Нерезкое изображение только тогда становится полноценным элементом киноязыка, когда оно вступает в игру подвижных, динамических смысловых отношений. Когда же прием мягкого фокуса неподвижно закреплен за какой-то условной субъективной точкой зрения – неважно, призван ли он выражать состояние пьяного или человека, с трудом сдерживающего слезы, – то такой прием, как это ни парадоксально, воспринимается нами как противоречащий природе киноязыка. Язык кино, как и язык искусства в целом, – не набор состояний, а система отношений. В фильме Джозефа фон Штернберга «Доки Нью-Йорка» (1928) молодая женщина, чтобы скрыть слезы разлуки, берется за штопку. Крупный план пальцев – но иголка с ниткой не могут найти друг друга. Изображение снято не в фокусе – блестящая игла сквозь слезы слегка люминисцирует. Но для зрителя фильма этот кадр – не навязанная извне иллюстрация того, что происходит в душе героини. Неясность очертаний – пластический мотив, заданный фон Штернбергом с самого начала картины. Героиня фильма впервые предстает зрителю в тумане, и этот портовый туман скоро становится лейтмотивом драмы. К сцене шитья зритель подходит подготовленным, и тем острее воздействует кадр, где знакомая неясность очертаний вдруг предстает в новом значении – слез. Произошла как бы конденсация лейтмотива. Вместо простого разграничения точек зрения – вот объективная, а вот субъективная, – перед нами взаимное отражение внешнего во внутреннем, мира в человеке.
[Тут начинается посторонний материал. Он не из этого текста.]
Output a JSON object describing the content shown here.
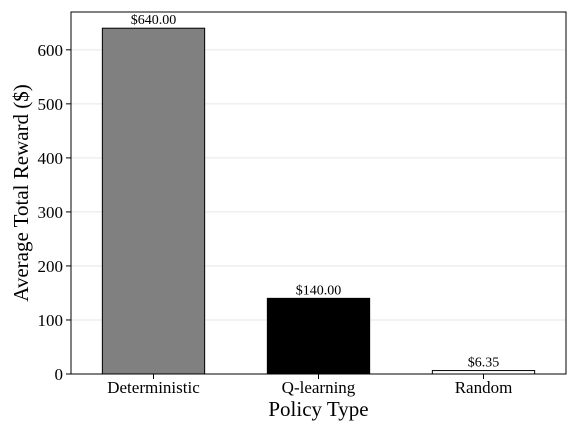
{
  "chart_data": {
    "type": "bar",
    "title": "",
    "xlabel": "Policy Type",
    "ylabel": "Average Total Reward ($)",
    "categories": [
      "Deterministic",
      "Q-learning",
      "Random"
    ],
    "values": [
      640.0,
      140.0,
      6.35
    ],
    "data_labels": [
      "$640.00",
      "$140.00",
      "$6.35"
    ],
    "colors": [
      "#808080",
      "#000000",
      "#ffffff"
    ],
    "edge_color": "#000000",
    "ylim": [
      0,
      670
    ],
    "yticks": [
      0,
      100,
      200,
      300,
      400,
      500,
      600
    ],
    "grid": "horizontal, light"
  }
}
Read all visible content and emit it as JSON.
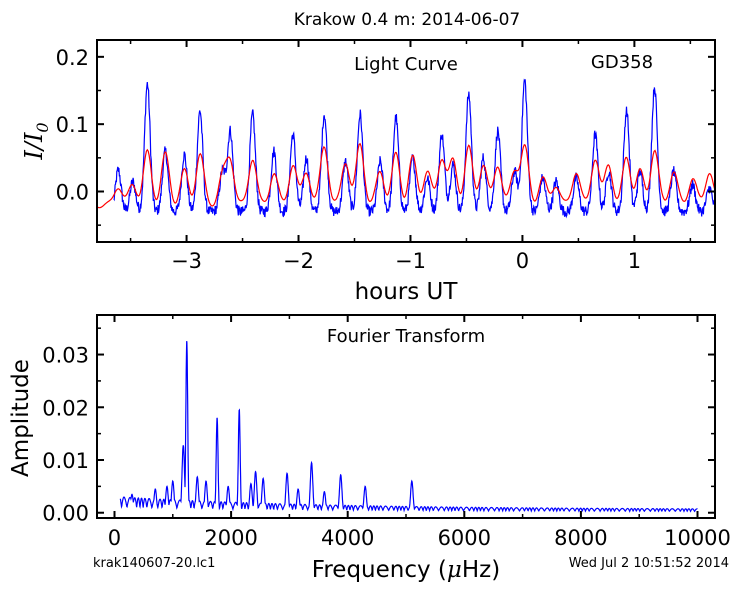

И действительно, разграничение объективного и субъективного, внутренней и внешней точек зрения в языке кино чрезвычайно подвижно и неопределимо. Сама эта неопределимость, взаимоперетекаемость точек зрения – одна из существенных черт киноязыка и, возможно, один из секретов искусства вообще. Когда был задуман эпизод похорон матроса на одесском молу в фильме С. М. Эйзенштейна «Броненосец “Потемкин”» (1925), ассистент режиссера, впоследствии известный актер М. Штраух, писал жене в Москву: «Потом хочет все это дать снятым немного не в фокусе, а после того, как призывает к восстанию бундовка, то уже все резко в фокусе! Фотографию, и ту он хочет заставить играть!» Через двадцать дней замысел несколько изменился (сменился и оператор – вместо оператора хорошей дореволюционной выучки был поставлен экспериментатор Э. Тиссэ). Виды одесского порта в час траура решили снимать не внефокусным методом, а сквозь туман. То есть замысел несколько сместился с позиции субъективной передачи траура, но, как видно из нового письма Штрауха, мотив слез из замысла не исчез: «Сейчас Тиссэ, несмотря на туман, поехал снимать в порт “траурные куски”, о которых я тебе писал: “сцена с убитым матросом”. Очертания всего получатся нерезкие и даже дрожащие; так видишь все предметы, когда глаза полны слез».

Однако, когда туман был снят, Эйзенштейн смонтировал из него эпизод, в котором нет ни признаков взгляда «сквозь слезы», ни признаков субъективного видения вообще. Позднее сам режиссер так описывал эмоциональную тональность этой сцены: «В “Броненосце «Потемкине»” перед кульминационной сценой “Плач над трупом Вакулинчука” были вмонтированы знаменитые “туманы” – ряд кадров, где в медленном движении тяжелого тумана над водой, в выступающих из мглы черных силуэтах кораблей рождалось ощущение тишины и тревоги, а в кадрах, где лучи солнца начинают пробиваться сквозь пелену туманов, – ожидание и надежда». Тогда как в «Доках Нью-Йорка» пластический мотив – туман – сгустился до состояния сюжетного, в «Броненосце “Потемкине”» произошло обратное: сюжетный элемент – слезы – на пути от замысла к реализации преобразился в пластический мотив.